Relevance of a Formal Comp-Sci Education in Software Engineering: Is College Worth It For Software Engineers?
With the vast expansion of the software world in the last decade, software engineering has risen to be one of the most demanded jobs in the U.S. In fact, U.S. News & World Report placed software engineers as the No. 1 best job of 2023, and the U.S. Bureau of Labor Statistics has projected a 25% growth in the profession over the next 10 years.
The prosperity of this field has naturally brought high levels of competition among aspiring students who want to enter the workforce as software engineers. The typical entry point for these students is pursuing a computer science degree in college. However, a growing rumor in the tech industry is that a CS degree is not necessary at all to land a job as a software engineer and be proficient at it.
There are many zero-to-hero career stories circulating all around the internet, with someone going from supposedly “never having written a line of code” to being hired by tech companies without any formal education. In this article, a real software engineer shares her story of being offered a job by Google after only a year of going through a coding bootcamp with almost no prior experience in computer science, and this article is another story of a former chemical engineer completely flipping his career to software engineering in just nine months while working full-time and being self-taught without even receiving bootcamp training.
These are not the stories of exceptional geniuses. It is stressed by all coding bootcamps that anyone with no prior experience can become technically skilled enough to become software engineers just in the span of a couple of months or at most a year through their programs, with some bootcamps even promising to fully refund tuition fees if you are not hired after graduation. The top coding bootcamps boast job placement rates of 80-90% according to reports from the Council on Integrity in Results Reporting (CIRR). And even without the help of bootcamps, it is possible to completely self-teach the skills. Austin Tackaberry, the self-taught software engineer from one of the aforementioned articles, states in his article that “the more [he] read about [coding bootcamps] online, the more [he] realized that you can totally learn it all on your own if you are committed and focused.”
This trend of self-learning over receiving formal education actually seems to extend as far as being the case for the majority of software engineers. A survey of over 50,000 developers from 178 countries on Stack Overflow, one of the most popular forums for developers, shows that 69.1% of all developers are at least partially self-taught, and another survey from HackerRank follows the same narrative with about 65% being at least partially self-taught and 27% of developers claiming they were entirely self-taught. The survey from Stack Overflow also reveals that only 43.3% of developers have a B.S. or B.A. degree related to computer science.
While this lack of formal education may be a shocking fact to most other fields, the tech world has generally come to accept this trend with software engineers. Google, Apple, IBM, SpaceEx, and other tech companies do not require college degrees in their employment. So, is a CS degree completely irrelevant in becoming a software engineer?

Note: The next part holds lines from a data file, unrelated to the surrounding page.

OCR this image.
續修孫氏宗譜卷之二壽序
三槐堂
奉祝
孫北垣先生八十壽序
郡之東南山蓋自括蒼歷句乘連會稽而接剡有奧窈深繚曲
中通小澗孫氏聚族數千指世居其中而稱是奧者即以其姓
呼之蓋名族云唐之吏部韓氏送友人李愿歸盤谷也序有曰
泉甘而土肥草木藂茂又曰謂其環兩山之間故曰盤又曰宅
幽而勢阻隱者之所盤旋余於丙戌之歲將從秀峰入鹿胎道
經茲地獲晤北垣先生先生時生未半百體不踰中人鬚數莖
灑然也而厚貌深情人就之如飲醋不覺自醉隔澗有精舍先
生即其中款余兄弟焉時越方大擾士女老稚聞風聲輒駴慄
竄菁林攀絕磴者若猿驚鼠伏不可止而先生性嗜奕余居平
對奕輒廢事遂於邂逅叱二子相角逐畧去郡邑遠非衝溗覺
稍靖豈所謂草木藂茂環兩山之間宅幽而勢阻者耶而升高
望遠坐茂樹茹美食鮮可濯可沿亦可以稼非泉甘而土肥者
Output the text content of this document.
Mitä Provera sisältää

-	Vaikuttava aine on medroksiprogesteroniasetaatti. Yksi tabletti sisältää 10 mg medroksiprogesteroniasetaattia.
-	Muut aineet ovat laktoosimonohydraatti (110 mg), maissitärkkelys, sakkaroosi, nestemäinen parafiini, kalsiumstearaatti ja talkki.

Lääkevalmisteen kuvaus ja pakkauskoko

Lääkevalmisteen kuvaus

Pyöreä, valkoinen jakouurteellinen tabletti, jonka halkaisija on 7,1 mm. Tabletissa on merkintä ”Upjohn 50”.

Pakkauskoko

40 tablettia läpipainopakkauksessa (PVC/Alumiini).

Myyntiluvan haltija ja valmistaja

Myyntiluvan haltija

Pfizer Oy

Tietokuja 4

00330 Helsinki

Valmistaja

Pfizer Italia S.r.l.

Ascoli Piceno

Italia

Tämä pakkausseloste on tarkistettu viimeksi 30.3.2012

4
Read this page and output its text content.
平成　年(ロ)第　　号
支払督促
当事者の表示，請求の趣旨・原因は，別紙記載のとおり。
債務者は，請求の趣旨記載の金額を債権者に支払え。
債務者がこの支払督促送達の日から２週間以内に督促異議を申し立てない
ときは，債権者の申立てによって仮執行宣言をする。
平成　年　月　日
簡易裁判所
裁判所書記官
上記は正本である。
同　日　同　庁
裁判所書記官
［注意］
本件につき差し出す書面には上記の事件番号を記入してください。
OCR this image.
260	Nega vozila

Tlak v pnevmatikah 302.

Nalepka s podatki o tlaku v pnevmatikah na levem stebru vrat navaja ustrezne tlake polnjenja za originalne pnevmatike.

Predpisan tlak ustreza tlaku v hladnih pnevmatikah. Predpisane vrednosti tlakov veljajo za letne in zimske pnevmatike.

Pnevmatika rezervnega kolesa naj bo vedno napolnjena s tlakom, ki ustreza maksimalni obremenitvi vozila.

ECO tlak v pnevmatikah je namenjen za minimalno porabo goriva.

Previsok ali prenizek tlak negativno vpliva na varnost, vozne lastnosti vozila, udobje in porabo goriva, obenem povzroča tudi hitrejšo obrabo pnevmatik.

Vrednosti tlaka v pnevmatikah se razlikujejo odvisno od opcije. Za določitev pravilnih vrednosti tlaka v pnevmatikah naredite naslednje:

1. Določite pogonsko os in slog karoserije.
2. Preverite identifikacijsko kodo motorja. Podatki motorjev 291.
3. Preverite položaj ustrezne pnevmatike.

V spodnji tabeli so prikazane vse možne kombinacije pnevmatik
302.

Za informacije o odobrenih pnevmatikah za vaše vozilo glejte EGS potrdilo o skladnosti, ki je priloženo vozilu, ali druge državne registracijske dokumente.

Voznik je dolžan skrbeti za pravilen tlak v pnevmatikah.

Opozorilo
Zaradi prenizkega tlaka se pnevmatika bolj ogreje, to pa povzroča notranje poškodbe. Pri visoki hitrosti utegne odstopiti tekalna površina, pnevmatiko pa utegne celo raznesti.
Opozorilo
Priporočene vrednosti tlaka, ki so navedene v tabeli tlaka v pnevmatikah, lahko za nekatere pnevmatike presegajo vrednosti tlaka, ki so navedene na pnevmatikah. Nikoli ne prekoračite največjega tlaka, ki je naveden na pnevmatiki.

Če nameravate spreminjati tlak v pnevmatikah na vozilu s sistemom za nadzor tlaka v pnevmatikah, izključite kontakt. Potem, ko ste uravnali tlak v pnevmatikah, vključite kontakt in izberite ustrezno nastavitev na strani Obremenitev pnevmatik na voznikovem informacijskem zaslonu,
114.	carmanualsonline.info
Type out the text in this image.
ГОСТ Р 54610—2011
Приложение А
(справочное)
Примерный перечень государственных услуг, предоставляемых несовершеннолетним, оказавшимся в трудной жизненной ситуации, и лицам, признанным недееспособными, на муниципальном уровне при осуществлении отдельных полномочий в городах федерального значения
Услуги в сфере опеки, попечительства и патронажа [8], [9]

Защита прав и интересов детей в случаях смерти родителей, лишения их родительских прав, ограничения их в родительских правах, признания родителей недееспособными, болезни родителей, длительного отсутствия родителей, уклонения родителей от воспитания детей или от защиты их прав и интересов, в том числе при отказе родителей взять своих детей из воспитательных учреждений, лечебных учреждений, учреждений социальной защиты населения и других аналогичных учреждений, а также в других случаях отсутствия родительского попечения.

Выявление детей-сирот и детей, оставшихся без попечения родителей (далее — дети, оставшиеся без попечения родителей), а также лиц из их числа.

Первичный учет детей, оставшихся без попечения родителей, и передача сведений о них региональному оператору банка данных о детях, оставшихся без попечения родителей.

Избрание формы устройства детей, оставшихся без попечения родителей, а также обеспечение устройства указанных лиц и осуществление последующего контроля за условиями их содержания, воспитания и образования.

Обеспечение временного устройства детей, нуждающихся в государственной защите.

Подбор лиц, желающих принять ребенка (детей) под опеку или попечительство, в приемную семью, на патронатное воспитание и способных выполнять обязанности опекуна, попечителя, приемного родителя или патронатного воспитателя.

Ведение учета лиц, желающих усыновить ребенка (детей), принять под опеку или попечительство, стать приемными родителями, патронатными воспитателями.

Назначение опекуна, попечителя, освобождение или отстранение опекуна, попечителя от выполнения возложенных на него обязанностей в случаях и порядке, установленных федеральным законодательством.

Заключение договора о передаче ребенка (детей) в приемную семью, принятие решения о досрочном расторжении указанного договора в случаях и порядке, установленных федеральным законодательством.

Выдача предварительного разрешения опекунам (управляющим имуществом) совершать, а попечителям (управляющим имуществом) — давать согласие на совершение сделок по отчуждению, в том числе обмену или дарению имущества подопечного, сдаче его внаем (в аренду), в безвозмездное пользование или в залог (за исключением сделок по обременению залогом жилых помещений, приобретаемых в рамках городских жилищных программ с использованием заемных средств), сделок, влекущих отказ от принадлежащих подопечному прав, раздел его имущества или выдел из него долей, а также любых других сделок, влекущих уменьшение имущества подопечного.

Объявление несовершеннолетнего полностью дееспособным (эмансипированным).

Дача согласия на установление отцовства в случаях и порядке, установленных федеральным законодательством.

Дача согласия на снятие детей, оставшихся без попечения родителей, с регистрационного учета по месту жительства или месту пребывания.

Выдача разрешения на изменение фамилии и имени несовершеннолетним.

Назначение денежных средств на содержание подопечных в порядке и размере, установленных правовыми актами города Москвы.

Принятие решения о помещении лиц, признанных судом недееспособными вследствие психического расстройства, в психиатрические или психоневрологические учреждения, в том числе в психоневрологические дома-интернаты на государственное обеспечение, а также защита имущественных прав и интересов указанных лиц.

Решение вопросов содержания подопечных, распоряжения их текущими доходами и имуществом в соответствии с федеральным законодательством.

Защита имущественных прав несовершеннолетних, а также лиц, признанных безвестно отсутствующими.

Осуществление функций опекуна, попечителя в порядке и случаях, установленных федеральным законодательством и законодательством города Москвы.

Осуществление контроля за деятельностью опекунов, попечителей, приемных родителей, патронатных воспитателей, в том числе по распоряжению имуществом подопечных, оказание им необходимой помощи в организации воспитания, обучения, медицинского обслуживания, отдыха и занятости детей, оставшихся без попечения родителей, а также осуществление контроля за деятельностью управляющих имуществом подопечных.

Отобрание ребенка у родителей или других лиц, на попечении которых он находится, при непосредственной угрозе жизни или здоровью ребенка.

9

Well, it is an on-going debate. Being completely practical, the four year’s worth of crippling debt and time commitment do not seem to have their proportional payoff when it has been proven that you could obtain the same job and make the same living with just a fraction of the cost and time through coding bootcamps or self-learning. However, the other side of the debate reasons about the merit of having a deeper knowledge of computer science. The truth is that a software engineer will probably never need the majority of the theories covered in a computer science degree, but having that knowledge does technically make one more capable of solving advanced problems, even if the problems are impractical of being real-life issues. Furthermore, computer science is intellectually enlightening, and studying the field allows you to uncover and appreciate one of humanity's peak ingenuities.
So while a CS degree may not be necessary, a fair argument can be made that it is still a relevant aspect of being a software engineer. It may be best for the individual to decide. Overall, the unique opportunities and paths provided in the career of software engineering is a nice break from the monotonous sequence of formal education in all the other fields, and I am excited to see how the field evolves in the future.